Unfortunately, I tested negative for the SARS-COV-2 antibodies, otherwise known as COVID-19. And I say unfortunately because I had hoped for a positive test. Not something you routinely hear anyone say. lol It would have alleviated some fear of exposing the hubby and the roommate. The hubby got laid off so he is at home every day. The roommate still works but he is practically alone in his office so I’m pretty much the exposure risk. I still work 4-days a week. I am somewhat isolated in my current assignment but I work in a small office with 3 people. Even with masks on, any single exposure would mean an exposure for all of us.
I took a blood test, not the unreliable nasal swab. The test is rated 99.9% effective with a 100% sensitivity. That basically means the chances of false negatives are very remote. I was fortunate to get it done thru LabCorp, which is the lab provider for my insurance. I didn’t even have a co-pay. I got a doctor’s order, dropped by the lab, *stab*, *bandage*, and off I went. I had results in about a day and a half.

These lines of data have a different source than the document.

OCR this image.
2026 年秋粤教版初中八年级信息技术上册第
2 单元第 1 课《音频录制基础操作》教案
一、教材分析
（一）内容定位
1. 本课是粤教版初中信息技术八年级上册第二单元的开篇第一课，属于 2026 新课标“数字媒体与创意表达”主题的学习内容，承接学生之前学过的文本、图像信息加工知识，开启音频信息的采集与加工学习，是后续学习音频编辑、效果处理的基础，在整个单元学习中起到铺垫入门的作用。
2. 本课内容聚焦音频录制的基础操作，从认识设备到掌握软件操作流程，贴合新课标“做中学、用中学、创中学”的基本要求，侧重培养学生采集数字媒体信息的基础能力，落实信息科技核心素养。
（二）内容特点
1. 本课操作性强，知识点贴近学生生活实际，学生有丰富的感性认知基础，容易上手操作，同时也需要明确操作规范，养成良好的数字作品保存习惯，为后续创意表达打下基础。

There is no scientific consensus yet on the idea of immunity once you do have antibodies. And the common flu is so varied that antibodies to one strain are useless against another strain. However, the common flu has been around much much longer and had lots of time to mutate wildly. Being so new in humans, even with the mutations we know of, I would have felt a lot better knowing I was at least a little bit immune.
It has taken a told on my mental well-being constantly worrying about bringing it home. *knock on wood* My work has only had 1 confirmed case since the beginning. We are all very grateful for that. And before I leave work every day, I go in the bathroom and bathe myself in disinfectant wipes. I carry an additional one in my pocket so I can avoid touching surfaces like door handles. I am horribly absent-minded so I’ve tried to create habits for myself to avoid slipping up. Most people don’t realize how easily they can touch or share contaminated space and end up becoming a transmitter. Anyway, I worry less for myself and more for them.
We are relatively healthy so we would probably be ok, but I’d rather not play games with anyone’s health, including my own. So yeah, knowing all the realities, it still would have put me a little more at ease. I would not have relaxed my vigilance at protecting myself or others, but I would have worried less. I can only control my own actions and have all but given up on trying to encourage others to do better. On the daily, I see people flaunting the shelter-in-place restrictions. Frankly, I’ve stopped caring as it is less stressful and I have enough to worry about.